With the help of machine learning, researchers were able to train a computer to analyze breast cancer images and classify tumors accurately, according to a study published in NPJ Breast Cancer.
The study was led by researchers at the University of North Carolina (UNC) Lineberger Comprehensive Cancer Center.
“Using artificial intelligence, or machine learning, we were able to do a number of things that pathologists can do at a similar accuracy, but we were also able to do a thing or two that pathologists are not able to do today,” Charles Perou, PhD, the May Goldman Shaw Distinguished Professor of Molecular Oncology, professor of genetics, and of pathology and laboratory medicine at the UNC School of Medicine, said in a statement. “This has a long way to go in terms of validation, but I think the accuracy is only going to get better as we acquire more images to train the computer with.”
After seeing “significant advances” with using deep learning for tumor, mitosis detection and metastatic cancer detection in lymph nodes, researchers focused on using deep learning to predict complex properties that aren’t visually apparent to pathologists.
To train the computer, researchers used a dataset of 571 breast tumors to create image-based classifiers for tumor grade, ER status, PAM50 intrinsic subtype, histological subtype and risk of recurrence score. The computer’s accuracy, sensitivity and specificity was then assessed using an independent dataset of 288 images.

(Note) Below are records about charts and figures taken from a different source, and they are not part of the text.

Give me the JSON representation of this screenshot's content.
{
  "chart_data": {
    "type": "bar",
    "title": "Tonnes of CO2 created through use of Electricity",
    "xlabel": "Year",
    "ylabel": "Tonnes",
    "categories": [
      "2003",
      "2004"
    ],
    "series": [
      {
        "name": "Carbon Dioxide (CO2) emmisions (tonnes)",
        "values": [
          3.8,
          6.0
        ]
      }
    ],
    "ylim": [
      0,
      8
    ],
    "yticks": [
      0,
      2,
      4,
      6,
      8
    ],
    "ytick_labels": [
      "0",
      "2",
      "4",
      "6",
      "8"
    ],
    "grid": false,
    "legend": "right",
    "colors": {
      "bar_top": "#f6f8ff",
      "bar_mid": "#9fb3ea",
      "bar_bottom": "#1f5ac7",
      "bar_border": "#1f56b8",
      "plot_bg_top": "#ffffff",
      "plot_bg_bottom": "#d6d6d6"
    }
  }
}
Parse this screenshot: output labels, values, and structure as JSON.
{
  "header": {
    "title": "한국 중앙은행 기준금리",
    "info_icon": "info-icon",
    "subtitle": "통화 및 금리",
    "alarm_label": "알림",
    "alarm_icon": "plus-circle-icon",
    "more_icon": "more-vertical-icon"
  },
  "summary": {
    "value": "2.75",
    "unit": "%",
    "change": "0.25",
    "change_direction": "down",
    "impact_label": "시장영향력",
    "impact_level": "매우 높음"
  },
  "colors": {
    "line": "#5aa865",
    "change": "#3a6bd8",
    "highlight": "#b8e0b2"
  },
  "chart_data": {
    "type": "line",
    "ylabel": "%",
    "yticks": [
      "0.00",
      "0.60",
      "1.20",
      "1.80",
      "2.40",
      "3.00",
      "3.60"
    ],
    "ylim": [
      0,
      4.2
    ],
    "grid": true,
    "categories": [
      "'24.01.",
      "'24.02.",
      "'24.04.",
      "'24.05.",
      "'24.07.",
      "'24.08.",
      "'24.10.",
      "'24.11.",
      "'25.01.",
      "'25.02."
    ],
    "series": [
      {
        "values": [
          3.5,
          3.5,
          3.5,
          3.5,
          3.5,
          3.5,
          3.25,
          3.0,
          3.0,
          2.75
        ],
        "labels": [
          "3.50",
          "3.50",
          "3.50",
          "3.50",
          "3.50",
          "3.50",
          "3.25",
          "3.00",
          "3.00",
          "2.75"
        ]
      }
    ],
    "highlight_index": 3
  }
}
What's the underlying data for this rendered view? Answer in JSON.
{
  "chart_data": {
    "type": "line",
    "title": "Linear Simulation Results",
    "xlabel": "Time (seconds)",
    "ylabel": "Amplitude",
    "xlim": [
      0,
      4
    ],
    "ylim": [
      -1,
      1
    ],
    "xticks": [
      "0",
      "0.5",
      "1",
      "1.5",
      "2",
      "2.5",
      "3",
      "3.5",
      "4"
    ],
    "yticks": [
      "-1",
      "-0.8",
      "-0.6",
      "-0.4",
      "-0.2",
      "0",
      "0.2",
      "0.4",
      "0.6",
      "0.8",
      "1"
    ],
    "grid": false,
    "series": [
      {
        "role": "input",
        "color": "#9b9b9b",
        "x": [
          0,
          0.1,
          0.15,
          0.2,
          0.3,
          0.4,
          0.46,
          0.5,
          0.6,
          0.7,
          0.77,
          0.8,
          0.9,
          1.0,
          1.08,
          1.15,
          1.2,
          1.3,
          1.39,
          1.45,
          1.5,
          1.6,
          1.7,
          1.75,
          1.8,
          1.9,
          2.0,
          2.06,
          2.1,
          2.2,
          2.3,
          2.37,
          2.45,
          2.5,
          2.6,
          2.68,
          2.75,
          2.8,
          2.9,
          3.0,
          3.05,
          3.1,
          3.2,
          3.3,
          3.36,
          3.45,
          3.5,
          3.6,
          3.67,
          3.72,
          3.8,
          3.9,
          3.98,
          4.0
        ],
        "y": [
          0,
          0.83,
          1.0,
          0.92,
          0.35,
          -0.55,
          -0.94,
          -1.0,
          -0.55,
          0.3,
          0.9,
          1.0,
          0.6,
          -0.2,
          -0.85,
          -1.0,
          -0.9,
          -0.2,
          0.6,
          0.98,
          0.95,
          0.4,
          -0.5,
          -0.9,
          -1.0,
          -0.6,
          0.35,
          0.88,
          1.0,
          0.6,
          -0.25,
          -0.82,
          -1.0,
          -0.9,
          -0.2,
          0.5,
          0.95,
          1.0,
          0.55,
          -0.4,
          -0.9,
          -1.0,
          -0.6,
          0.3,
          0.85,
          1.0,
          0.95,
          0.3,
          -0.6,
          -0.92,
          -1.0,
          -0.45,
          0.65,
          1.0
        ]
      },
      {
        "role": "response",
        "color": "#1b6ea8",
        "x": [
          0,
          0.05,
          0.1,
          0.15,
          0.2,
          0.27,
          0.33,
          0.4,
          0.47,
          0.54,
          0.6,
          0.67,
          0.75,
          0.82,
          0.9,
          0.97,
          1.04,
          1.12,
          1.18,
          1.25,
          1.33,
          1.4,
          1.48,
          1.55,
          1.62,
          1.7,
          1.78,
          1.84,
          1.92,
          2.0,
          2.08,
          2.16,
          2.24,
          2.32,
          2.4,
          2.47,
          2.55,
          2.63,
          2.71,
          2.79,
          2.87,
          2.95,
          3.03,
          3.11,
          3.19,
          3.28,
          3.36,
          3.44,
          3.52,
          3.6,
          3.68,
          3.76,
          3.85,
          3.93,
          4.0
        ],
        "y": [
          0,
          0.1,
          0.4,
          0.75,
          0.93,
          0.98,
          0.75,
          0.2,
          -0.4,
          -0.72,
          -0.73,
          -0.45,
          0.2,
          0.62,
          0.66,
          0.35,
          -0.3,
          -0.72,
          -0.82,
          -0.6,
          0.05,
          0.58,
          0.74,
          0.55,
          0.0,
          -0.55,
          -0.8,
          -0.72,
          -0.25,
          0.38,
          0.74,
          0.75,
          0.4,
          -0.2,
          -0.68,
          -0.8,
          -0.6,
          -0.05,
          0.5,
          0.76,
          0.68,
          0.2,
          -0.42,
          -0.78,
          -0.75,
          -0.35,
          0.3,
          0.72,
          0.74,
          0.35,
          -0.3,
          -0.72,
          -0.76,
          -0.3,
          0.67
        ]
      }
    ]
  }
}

The computer was able to distinguish:
- Low-intermediate versus high tumor grade with 82 percent accuracy
- ER status with 84 percent accuracy
- Basal-like versus non-Basal-like breast cancer with 77 percent accuracy
- Ductal versus lobular breast cancer with 94 percent accuracy
- High versus low-medium recurrence score with 75 percent accuracy
Based on the results, researchers stated, "image-based methods could be promising for identifying patients with a greater need for further genomic testing."
“We were surprised that the computer was able to get a pretty high accuracy in estimating biomarker risk just from looking at the pictures,” Melissa Troester, PhD, a professor in the UNC Gillings School of Global Public Health, said in a statement. “We spend thousands of dollars measuring those biomarkers using molecular tools, and this new method can take the image and get 80 percent accuracy or better at estimating the tumor phenotype or subtype. That was pretty amazing.”